I recall that I have given the Medical Technical Commission a task to make proposals for me on the reimbursement of artificial insemination; I am waiting for them and they have been promised to me before the end of the legislature.
The sixth and foremost point concerns the determination of a legal framework for the practice of pre-implantable genetic diagnostics, closely linking it to the Centre of Genetics, which in our country has the expertise and genetic advice indispensable for the management of patients and the authorization to practice these laboratory techniques necessary to carry out the genetic tests themselves.
The extensive debate in the Senate has helped to refine the text and avoid inconsistencies, but the primary meaning of the text has not changed: on the one hand, defining a broad and tolerant framework for patients by fixing some essential and clear tags for practitioners who are happy to complement existing texts and, on the other hand, defining procedural rules aimed at transparency and proper information of persons seeking reproductive assistance.
The text therefore fills gaps, little apparent but important, as you have seen, in our law. It improves the safety of these techniques for the greatest benefit of these children who will thus be able to come into the world, their parents later and, finally, health professionals who practice these techniques of medically assisted reproduction.
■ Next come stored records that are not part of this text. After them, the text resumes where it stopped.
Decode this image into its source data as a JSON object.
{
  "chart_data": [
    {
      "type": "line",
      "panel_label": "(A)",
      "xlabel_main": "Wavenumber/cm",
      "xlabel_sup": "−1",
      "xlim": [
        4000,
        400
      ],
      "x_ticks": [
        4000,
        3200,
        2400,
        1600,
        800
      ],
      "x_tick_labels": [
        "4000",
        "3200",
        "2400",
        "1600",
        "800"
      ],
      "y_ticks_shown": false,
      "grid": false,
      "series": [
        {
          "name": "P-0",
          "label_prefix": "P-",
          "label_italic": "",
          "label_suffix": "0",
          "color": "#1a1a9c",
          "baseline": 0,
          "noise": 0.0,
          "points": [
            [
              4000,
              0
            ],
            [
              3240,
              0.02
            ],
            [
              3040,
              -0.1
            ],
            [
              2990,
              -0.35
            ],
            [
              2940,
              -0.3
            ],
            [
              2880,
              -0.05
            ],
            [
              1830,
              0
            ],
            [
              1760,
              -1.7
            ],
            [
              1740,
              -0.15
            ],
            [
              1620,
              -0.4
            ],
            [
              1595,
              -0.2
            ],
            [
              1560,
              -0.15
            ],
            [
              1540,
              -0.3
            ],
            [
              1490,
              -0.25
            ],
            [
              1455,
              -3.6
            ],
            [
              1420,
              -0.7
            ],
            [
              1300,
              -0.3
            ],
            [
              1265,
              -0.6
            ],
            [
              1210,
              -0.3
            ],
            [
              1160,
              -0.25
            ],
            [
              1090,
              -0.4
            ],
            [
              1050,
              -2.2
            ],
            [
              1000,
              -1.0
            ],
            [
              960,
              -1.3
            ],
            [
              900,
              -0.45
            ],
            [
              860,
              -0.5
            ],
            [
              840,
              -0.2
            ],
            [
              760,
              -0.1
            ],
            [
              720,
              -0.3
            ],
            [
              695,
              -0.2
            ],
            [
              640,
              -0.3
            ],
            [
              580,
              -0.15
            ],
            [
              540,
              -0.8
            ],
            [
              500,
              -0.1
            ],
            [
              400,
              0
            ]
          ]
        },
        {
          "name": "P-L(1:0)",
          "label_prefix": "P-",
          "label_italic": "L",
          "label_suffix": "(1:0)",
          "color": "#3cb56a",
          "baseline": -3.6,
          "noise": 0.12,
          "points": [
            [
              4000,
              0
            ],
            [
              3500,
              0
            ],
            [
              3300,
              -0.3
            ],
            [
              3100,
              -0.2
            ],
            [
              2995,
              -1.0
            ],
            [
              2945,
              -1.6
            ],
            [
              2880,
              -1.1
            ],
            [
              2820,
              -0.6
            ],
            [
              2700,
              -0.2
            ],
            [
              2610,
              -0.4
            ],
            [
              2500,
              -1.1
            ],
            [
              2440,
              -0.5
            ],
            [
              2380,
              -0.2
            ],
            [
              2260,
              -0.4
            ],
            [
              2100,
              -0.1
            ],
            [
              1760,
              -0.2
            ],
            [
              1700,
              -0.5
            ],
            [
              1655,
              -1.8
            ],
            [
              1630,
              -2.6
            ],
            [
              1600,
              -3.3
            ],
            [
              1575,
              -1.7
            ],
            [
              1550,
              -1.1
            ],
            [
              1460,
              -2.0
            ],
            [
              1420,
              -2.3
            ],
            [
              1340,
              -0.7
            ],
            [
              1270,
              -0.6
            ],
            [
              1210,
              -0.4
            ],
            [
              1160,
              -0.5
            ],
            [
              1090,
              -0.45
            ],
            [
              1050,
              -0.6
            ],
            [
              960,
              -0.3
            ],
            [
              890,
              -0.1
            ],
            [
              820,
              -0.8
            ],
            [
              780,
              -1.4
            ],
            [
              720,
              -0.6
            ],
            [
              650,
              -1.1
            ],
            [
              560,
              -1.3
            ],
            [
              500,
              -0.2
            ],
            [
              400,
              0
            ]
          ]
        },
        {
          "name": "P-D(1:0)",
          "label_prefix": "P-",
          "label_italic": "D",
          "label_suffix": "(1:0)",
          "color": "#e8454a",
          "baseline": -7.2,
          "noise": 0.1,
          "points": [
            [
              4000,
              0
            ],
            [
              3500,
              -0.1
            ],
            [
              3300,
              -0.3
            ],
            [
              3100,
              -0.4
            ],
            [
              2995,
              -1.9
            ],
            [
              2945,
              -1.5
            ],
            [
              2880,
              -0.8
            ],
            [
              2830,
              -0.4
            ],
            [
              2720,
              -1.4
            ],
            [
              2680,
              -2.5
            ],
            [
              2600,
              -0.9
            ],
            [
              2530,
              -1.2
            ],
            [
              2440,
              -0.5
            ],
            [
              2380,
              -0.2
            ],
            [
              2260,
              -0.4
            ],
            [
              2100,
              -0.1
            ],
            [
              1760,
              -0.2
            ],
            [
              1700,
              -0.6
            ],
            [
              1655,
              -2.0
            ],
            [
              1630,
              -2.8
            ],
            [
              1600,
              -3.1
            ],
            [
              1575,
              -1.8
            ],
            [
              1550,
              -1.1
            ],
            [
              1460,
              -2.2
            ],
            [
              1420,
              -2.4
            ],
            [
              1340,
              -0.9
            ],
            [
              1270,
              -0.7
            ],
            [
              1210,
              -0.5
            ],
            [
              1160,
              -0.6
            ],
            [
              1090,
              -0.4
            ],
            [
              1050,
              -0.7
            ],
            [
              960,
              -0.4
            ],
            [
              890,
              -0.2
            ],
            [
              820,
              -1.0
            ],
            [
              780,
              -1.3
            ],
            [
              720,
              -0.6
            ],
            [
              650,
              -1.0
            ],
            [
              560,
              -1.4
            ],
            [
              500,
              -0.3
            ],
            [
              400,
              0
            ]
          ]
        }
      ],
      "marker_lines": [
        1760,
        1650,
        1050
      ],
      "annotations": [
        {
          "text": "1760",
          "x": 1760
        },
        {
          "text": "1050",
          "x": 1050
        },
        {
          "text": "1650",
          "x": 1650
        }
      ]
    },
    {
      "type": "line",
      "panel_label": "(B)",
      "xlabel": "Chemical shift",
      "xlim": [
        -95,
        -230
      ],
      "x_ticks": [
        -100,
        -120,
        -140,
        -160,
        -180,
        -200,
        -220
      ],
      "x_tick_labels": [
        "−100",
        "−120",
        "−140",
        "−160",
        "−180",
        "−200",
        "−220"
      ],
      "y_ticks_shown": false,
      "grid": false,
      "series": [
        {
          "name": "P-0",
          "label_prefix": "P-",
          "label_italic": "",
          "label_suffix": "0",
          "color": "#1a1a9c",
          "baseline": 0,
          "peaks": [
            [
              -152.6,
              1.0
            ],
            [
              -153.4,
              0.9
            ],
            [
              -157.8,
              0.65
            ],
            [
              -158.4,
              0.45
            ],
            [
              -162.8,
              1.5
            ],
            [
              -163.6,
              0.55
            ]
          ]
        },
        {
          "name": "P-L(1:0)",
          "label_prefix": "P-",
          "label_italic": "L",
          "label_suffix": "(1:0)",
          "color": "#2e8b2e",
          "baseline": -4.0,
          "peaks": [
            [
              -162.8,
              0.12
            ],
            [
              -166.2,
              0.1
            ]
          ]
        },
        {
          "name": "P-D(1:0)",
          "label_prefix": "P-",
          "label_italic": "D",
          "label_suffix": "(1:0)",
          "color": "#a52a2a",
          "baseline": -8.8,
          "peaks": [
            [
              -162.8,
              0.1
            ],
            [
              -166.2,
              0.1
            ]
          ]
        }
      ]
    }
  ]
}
As you can see, it is a very comprehensive bill that is presented to you today, as illustrated by the text itself, structured in 8 titles and 75 articles, which reflects the ambition of the text and the complexity in the matter.
I would also like to quote you Flaubert that I find to be an author who, in this case, has a relevance in the words that I give you to know. He said, “The future torments us, the past holds us back, and this is often why the present escapes us.”
I think it is necessary, at some point, to demonstrate boldness and, if it is true that a certain number of techniques have emerged in our society, it is good that the legislator gives them a framework for them to express themselves in their full freedom, guaranteeing to the individual and to the society its letters of nobility.